Member of Parliament,Zainudin Nordin, recently shared a quote about democracy from a fantasy writer and that created a ruckus all over the Internet.


Shared Zainudin Nordin

“People use democracy as a free-floating abstraction disconnected from reality. Democracy in and of itself is not necessarily good. Gang rape, after all, is democracy in action.

All men have the right to live their own life. Democracy must be rooted in a rational philosophy that first and foremost recognizes the right of an individual. A few million Imperial Order men screaming for the lives of a much smaller number of people in the New World may win a democratic vote, but it does not give them the right to those lives, or make their calls for such killing right.

Democracy is not a synonym for justice or for freedom. Democracy is not a sacred right sanctifying mob rule. Democracy is a principle that is subordinate to the inalienable rights of the individual.” 
― Terry Goodkind

Terry Goodkind shared the quote about democracy with reference to USA "forcing" democracy onto Iraq.

However, democracy wasn't forced into Singaporeans' throats. Democracy was a choice and we repeat it in our Singapore Pledge- "... to build a democratic society...".

Even Lee Kuan Yew, in his younger days as an opposition, said on April 27, 1955, "But we either believe in democracy or we not. If we do, then, we must say categorically, without qualification, that no restraint from the any democratic processes, other than by the ordinary law of the land, should be allowed… If you believe in democracy, you must believe in it unconditionally. If you believe that men should be free, then, they should have the right of free association, of free speech, of free publication. Then, no law should permit those democratic processes to be set at nought.”

So why did MP Zainudin shared the quote about seems against the virtues of democracy? It is even weirder when you see a MP, democratically elected by the constituents of Toa Payoh- Bishan to represent them in Parliament, to share such a quote about democracy. 

Unfortunately, till now, we do not why MP Zainudi  shared the quote as he chose to remain silent and it is this silence that opened the floodgates of negative comments about the MP himself. 

First, women took offence by the text "Gang rape, after all, is democracy in action" in the quote MP Zainudin  shared. 

Mrs Lina Chiam, for the Singapore Progressive Party, wrote, 

In Singapore, we aspire to be a nation that is free to consider and tolerate different opinions in business, academic, political and to some extent religious spheres. However we clearly need to avoid outrageously chauvinistic statements that condone rape culture. This is not a tall order, and our leaders should observe this.

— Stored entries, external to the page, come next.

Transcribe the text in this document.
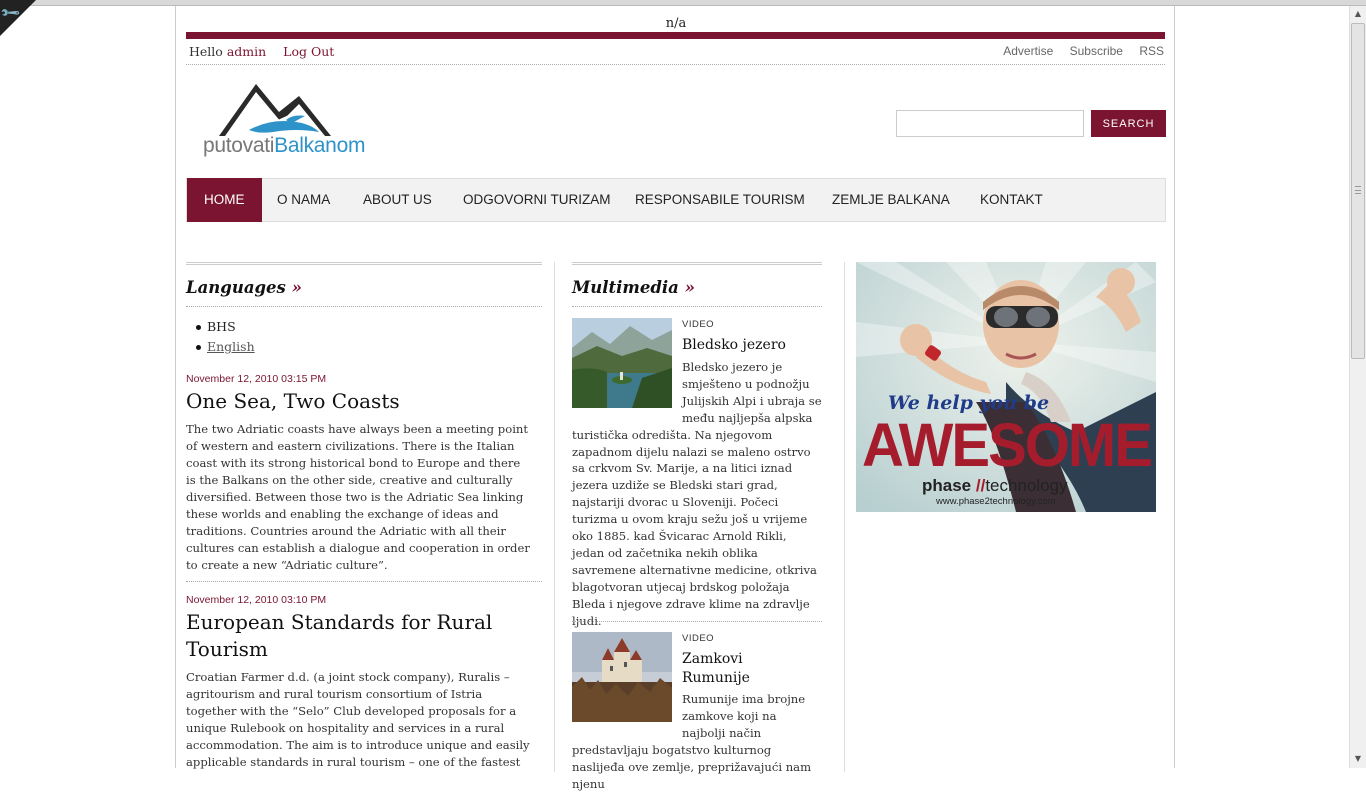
🔧	n/a
Hello admin Log Out	Advertise Subscribe RSS
putovatiBalkanom
SEARCH
HOME	O NAMA ABOUT US ODGOVORNI TURIZAM RESPONSABILE TOURISM ZEMLJE BALKANA KONTAKT
Languages »
BHS
English
November 12, 2010 03:15 PM
One Sea, Two Coasts
The two Adriatic coasts have always been a meeting point of western and eastern civilizations. There is the Italian coast with its strong historical bond to Europe and there is the Balkans on the other side, creative and culturally diversified. Between those two is the Adriatic Sea linking these worlds and enabling the exchange of ideas and traditions. Countries around the Adriatic with all their cultures can establish a dialogue and cooperation in order to create a new “Adriatic culture”.
November 12, 2010 03:10 PM
European Standards for Rural Tourism
Croatian Farmer d.d. (a joint stock company), Ruralis – agritourism and rural tourism consortium of Istria together with the “Selo” Club developed proposals for a unique Rulebook on hospitality and services in a rural accommodation. The aim is to introduce unique and easily applicable standards in rural tourism – one of the fastest
Multimedia »
VIDEO
Bledsko jezero
Bledsko jezero je smješteno u podnožju Julijskih Alpi i ubraja se među najljepša alpska turistička odredišta. Na njegovom zapadnom dijelu nalazi se maleno ostrvo sa crkvom Sv. Marije, a na litici iznad jezera uzdiže se Bledski stari grad, najstariji dvorac u Sloveniji. Počeci turizma u ovom kraju sežu još u vrijeme oko 1885. kad Švicarac Arnold Rikli, jedan od začetnika nekih oblika savremene alternativne medicine, otkriva blagotvoran utjecaj brdskog položaja Bleda i njegove zdrave klime na zdravlje ljudi.
VIDEO
Zamkovi Rumunije
Rumunije ima brojne zamkove koji na najbolji način predstavljaju bogatstvo kulturnog naslijeđa ove zemlje, preprižavajući nam njenu
We help you be
AWESOME
phase //technology
www.phase2technology.com
▲
▼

I therefore regret that the MP for Bishan-Toa Payoh Mr Zainudin Nordin has reproduced on his Facebook page an abhorent quotation which characterises gang rape as 'democracy in action'. As a woman and an advocate of democracy, I urge Mr Zainudin to retract his statement and apologise to women in Singapore.

A meme also started appearing which seemed to have enraged MP Zaniudin as he has threaten to take legal action over the creator
 
If the ruckus is confine only to online, legal action will only create that Streisand effect.

One blogger argued that MP Zainudin was "putting forward the argument that the rights of an individual, any individual, is more important that the rights of the group".  Taking legal action against the meme starter seem to put this argument to naught. 

This argument raises another question. MP Zainudin belongs to the ruling party who now form the Singapore government. Was the statement targeted internally? This becomes even weirder as the Parliamentary Whip, as we know it, has not been lifted. 

At the end of the day, was MP Zaniudin intention to share the quote was to raise questions about democracy?

The New York Times did an interesting research on sharing, in today's age of social networks. 


The New York Times Customer Insight Group con­duc­ted a three-​​phase study of 2,500 medium to heavy online sharers. From this, they deduced that there are six per­so­nas of online sharers:

Altruists; who share help­ful, reli­able and thought­ful things.
Careerists; who intel­li­gently share valu­able resources and share to network.
Hipsters; who are more quirky and cre­at­ive, shar­ing what’s pop­u­lar and are less likely to email.
Boomerangs; those who share things simply for a reac­tion, a sort of val­id­a­tion and to feel empowered.
Connectors; the thought­ful plan-​​makers and organisers.
Selectives; thought­ful, resource­ful and inform­at­ive types who care­fully choose what to share and with whom.

The study also sug­gests that the per­so­nas are finely tuned by four medi­at­ing influ­ences on the sharer:

their emo­tional motivation
their desired present­a­tion of self
the role of shar­ing in life
the value of being the first to share

We can try to put MP Zainudin into one of these boxes, but the most important lesson learnt from this episode is this. 

Today, we have the Internet and we can search tons of information from a single site call Google. Sharing has been simplified with both the advent of Ctl C and Ctl V, or the share button. 

However, if you are in a position of high office, especially if you are a public figure, what you share can be seen as a subconscious of you are. 

As corny as this saying goes, "with great power, comes great responsibility", one can only hope that MP Zainudin takes this into mind when sharing future quotes.